# letzte aussergerichtliche Mahnung



## eddy1 (15 Januar 2008)

Hallo,

Ich habe gestern ein E-Mail „Letzte Mahnung“ auch am 14.01.2008 erhalten. Mit 3 Seiten Anhang: Rechnung aus 2007 , Mahnung aus 2007 und letzte aussergerichtliche Mahnung mit Datum 27.12.2007; Gesamtbetrag einschliesslich Mahngebühren 2 mal 7,50 Euro = 29,998799999999999 Euro. Ich habe diese besagte Lizenz nie erworben noch habe ich zuvor weder eine Rechnung noch eine Mahnung erhalten. Die Frechheiten die sich dieser Herr [...] erlaubt, sind einfach unverschämt. Ein seriöser Geschäftspartner verhält sich anders. Deshalb sollten alle die diese E-Mail erhalten haben, die kompletten Unterlagen mit kurzer Darstellung des Sachverhaltes an die folgenden Adressen senden: Staatsanwaltschaft Fulda, Am Rosengarten 4, 36037 Fulda Tel.: 0661 / 924 – 02, Fax: 0661 / 924 - 26 90 Industrie- und Handelskammer, Heinrichstraße 8, 36037 Fulda Telefon: 0661 284-0, Fax: 0661 284-44 Verbraucherzentrale Beratungsstelle Fulda, Karlstr. 2, 36037 Fulda Tel.: 0 661 / 7 74 53, Fax: 0 661 / 24 22 16 Zweites Deutsches Fernsehen, Redaktion WISO, 55100 Mainz Tel.: 06131/70-1, Fax: 06131/70-2157 Diese Stellen werden sich bestimmt für Herrn [...] interessieren.
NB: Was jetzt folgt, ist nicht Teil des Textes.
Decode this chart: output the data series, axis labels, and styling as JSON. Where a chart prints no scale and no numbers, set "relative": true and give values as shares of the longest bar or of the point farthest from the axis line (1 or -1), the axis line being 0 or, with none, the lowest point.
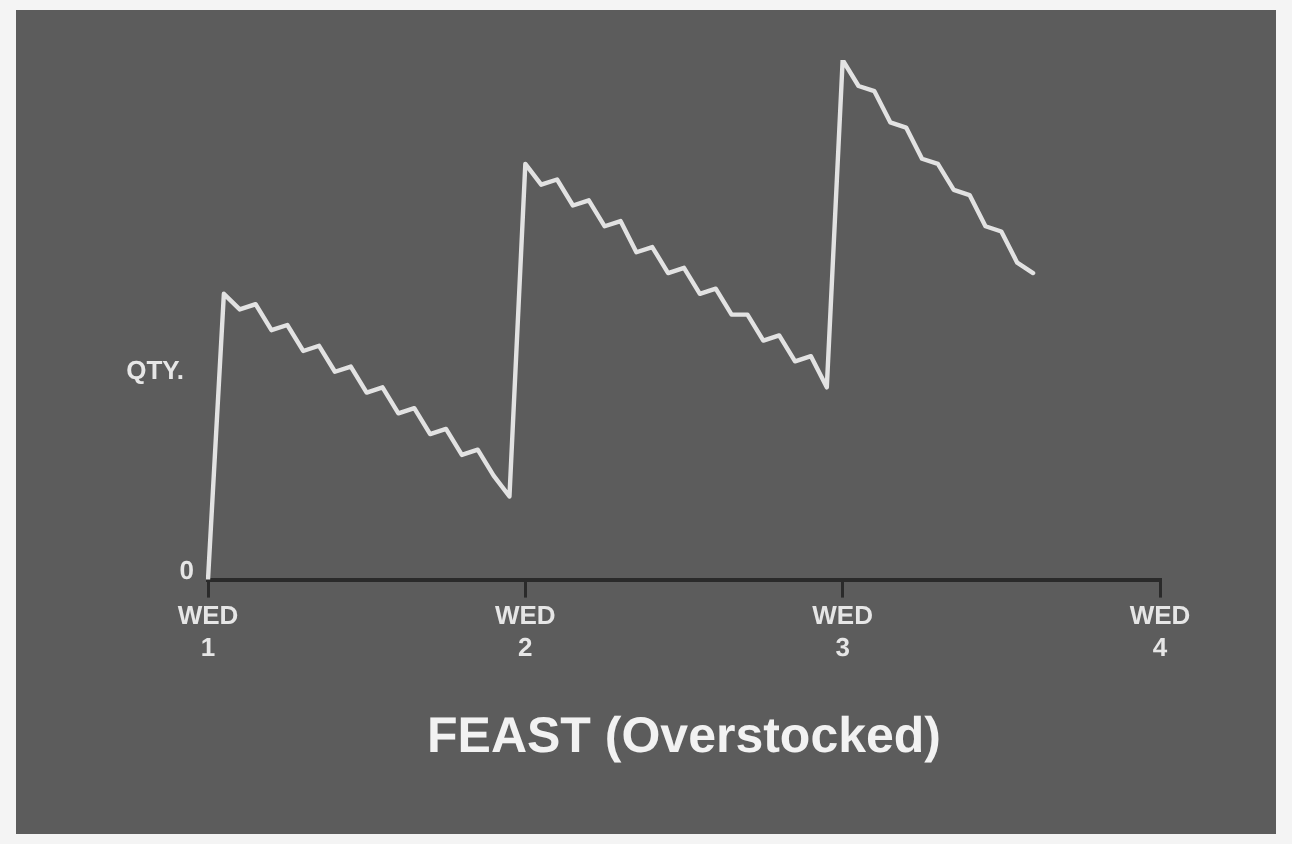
{
  "chart_data": {
    "type": "line",
    "title": "FEAST (Overstocked)",
    "ylabel": "QTY.",
    "relative": true,
    "categories": [
      "WED 1",
      null,
      null,
      null,
      null,
      null,
      null,
      null,
      null,
      null,
      null,
      null,
      null,
      null,
      null,
      null,
      null,
      null,
      null,
      null,
      "WED 2",
      null,
      null,
      null,
      null,
      null,
      null,
      null,
      null,
      null,
      null,
      null,
      null,
      null,
      null,
      null,
      null,
      null,
      null,
      null,
      "WED 3",
      null,
      null,
      null,
      null,
      null,
      null,
      null,
      null,
      null,
      null,
      null,
      null,
      null,
      null,
      null,
      null,
      null,
      null,
      null,
      "WED 4"
    ],
    "values": [
      0,
      0.55,
      0.52,
      0.53,
      0.48,
      0.49,
      0.44,
      0.45,
      0.4,
      0.41,
      0.36,
      0.37,
      0.32,
      0.33,
      0.28,
      0.29,
      0.24,
      0.25,
      0.2,
      0.16,
      0.8,
      0.76,
      0.77,
      0.72,
      0.73,
      0.68,
      0.69,
      0.63,
      0.64,
      0.59,
      0.6,
      0.55,
      0.56,
      0.51,
      0.51,
      0.46,
      0.47,
      0.42,
      0.43,
      0.37,
      1,
      0.95,
      0.94,
      0.88,
      0.87,
      0.81,
      0.8,
      0.75,
      0.74,
      0.68,
      0.67,
      0.61,
      0.59,
      null,
      null,
      null,
      null,
      null,
      null,
      null,
      null
    ],
    "color": "#e2e2e2",
    "annotations": [
      "0"
    ],
    "tick_labels": "x",
    "grid": false,
    "legend": false,
    "marker": "none",
    "line_style": "solid"
  }
}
letzte aussergerichtliche Mahnung

sicher ist Ihnen entgangen die Rechnung(en)/Mahnung(en) zu begleichen. Wir fordern Sie hiermit letztmalig auf, den Rechnungsbetrag auf das unten genannte Konto zu ueberweisen. Sollten Sie die Zahlung inzwischen geleistet haben, prüfen Sie bitte, ob Sie als Verwendungszweck entweder Kundennummer oder Rechnungsnummer angegeben haben und betrachten Sie bitte die Mahnung als gegenstandslos. In der Anlage finden Sie Kopien aller bis heute an Sie gegangenen Mahnung/Rechnung im pdf-Format zum Ausdruck für Ihre Unterlagen

Sachsmarketing

weitere Infos finden Sie unter:
<http://www.grundrissmaker.de>
<http://www.sachsmarketing.de>
<http://immobilien.sachsmarketing.de/PWanfrage.php>

_Bankdaten entfernt. (bh)]_


----------



## Reducal (15 Januar 2008)

*AW: letzte aussergerichtliche Mahnung*



eddy1 schrieb:


> Ich habe diese besagte Lizenz nie erworben noch habe ich zuvor weder eine Rechnung noch eine Mahnung erhalten.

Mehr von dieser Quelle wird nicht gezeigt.